Others were frustrated with assumptions made about the operation of lines 235-2 and 4000, the status of which is an ongoing sore spot (see CEM No. 1526). One speaker said the reduction in pressure on those lines "should not be part of this simulation because this is an operational issue SoCal Gas has decided to work with" rather than based on available capacity. Staff countered that they do not see the lines "coming back to capacity." Were SoCal Gas to fix the line outages, then the assumption would be that supplies would increase; however, the CPUC simulations are designed to mesh with how the pipeline has traditionally been operated, they said.

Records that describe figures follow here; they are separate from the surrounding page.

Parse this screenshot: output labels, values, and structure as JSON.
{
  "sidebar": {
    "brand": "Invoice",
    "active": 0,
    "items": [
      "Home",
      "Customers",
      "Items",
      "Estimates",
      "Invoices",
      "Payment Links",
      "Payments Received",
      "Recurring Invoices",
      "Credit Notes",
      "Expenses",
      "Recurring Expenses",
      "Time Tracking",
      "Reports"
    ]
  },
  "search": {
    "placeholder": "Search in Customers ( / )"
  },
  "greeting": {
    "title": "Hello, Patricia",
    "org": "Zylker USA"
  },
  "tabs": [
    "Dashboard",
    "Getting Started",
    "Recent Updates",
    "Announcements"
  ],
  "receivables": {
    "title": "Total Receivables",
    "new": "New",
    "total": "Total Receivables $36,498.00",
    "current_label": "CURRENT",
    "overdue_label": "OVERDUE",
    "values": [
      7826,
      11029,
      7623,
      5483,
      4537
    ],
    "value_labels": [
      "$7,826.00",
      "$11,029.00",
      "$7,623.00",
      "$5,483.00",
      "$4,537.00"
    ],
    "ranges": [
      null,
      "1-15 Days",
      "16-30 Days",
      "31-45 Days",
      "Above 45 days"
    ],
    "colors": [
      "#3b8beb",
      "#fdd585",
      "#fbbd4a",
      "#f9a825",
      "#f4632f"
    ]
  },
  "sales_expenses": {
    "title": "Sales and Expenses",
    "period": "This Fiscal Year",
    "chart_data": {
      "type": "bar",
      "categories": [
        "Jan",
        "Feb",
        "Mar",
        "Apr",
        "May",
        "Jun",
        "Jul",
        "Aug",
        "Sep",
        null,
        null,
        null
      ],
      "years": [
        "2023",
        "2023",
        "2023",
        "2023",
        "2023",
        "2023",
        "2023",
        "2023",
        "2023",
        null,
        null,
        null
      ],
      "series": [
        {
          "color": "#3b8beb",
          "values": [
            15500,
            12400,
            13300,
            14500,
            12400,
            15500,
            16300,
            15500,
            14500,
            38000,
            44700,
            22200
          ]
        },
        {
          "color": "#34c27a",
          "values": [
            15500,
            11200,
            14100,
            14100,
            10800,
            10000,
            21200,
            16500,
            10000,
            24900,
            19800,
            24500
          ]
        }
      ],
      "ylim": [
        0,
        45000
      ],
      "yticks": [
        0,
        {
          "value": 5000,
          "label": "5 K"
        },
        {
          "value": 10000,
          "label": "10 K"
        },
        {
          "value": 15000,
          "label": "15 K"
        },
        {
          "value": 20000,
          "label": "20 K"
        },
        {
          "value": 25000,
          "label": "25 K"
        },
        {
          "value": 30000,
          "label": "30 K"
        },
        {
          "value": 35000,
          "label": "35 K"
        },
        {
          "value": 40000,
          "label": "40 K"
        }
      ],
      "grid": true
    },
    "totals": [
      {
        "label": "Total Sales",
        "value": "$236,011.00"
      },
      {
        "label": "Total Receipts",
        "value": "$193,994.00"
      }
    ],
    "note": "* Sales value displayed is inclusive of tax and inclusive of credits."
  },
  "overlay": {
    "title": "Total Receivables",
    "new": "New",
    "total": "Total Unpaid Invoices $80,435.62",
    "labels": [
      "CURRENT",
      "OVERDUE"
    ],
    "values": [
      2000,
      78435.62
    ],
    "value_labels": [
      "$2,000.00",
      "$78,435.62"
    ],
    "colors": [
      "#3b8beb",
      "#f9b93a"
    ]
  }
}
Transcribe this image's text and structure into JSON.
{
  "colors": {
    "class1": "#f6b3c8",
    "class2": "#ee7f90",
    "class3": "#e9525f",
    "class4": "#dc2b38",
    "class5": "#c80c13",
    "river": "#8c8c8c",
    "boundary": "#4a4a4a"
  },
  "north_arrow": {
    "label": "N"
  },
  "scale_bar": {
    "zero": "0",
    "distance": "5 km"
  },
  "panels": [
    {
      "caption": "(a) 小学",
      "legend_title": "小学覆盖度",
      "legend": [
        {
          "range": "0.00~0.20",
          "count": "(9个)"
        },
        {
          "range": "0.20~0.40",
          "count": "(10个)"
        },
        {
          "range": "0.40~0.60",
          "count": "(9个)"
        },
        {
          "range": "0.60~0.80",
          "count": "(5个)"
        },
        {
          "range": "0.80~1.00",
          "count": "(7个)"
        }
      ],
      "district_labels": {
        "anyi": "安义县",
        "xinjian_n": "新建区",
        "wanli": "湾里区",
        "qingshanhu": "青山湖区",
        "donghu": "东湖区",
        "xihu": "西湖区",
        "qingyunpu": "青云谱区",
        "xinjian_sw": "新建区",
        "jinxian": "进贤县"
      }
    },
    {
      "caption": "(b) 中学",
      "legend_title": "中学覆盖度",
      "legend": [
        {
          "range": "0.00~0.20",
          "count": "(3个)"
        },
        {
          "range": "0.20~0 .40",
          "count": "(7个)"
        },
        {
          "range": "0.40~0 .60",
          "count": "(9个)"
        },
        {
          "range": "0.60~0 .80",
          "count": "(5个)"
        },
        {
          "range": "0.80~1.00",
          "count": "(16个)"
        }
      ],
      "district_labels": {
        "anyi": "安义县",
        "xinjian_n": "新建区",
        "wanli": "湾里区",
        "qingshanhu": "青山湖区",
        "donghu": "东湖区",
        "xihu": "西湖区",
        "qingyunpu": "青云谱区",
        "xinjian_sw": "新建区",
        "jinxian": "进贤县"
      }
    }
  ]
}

Lisa Cosby of the CPUC's energy resource modeling team delved into a single scenario to evaluate whether the system could operate without Aliso Canyon on a 1-in-10 winter day. The simulation failed. System pressures were below the minimum operating level, demand was not met, the linepack was not restored, and roughly 731 MMcfd would be needed to meet demand on that modeled winter day. Cosby reiterated when pressed that "even with the best-case scenario, Aliso Canyon is needed. That's what this simulation is saying."
In their presentation, Zlotnik and Mary Ewers of the Los Alamos lab, who conducted an independent review of the hydraulic modeling, said that looking at high-demand situations on one day in every 10 years—which reflects conditions such as a heat wave or a cold snap—is useful because not every potential system-reliability issue can be analyzed.
The key point to take from the modeling is that even when the system is stressed, it can still "get by" without Aliso Canyon, Zlotnik said. Ewers later reiterated that point when questioned.
The CPUC's Energy Division has begun accepting informal questions and comments on the presentations, according to staff. It is still working on the modeling for a 1-in-35, or extreme peak demand, scenario. Those results will be presented during a shorter webinar in the fall. The Phase 3 workshop is also forthcoming, and a firm was recently awarded a contract by the commission for work on that phase of the process.
A report containing the final results from the production cost and hydraulic modeling that will have been presented in these multiple-phase workshops will be published in fall 2020. This will be used "to help us finalize a decision on this proceeding," Brooks said.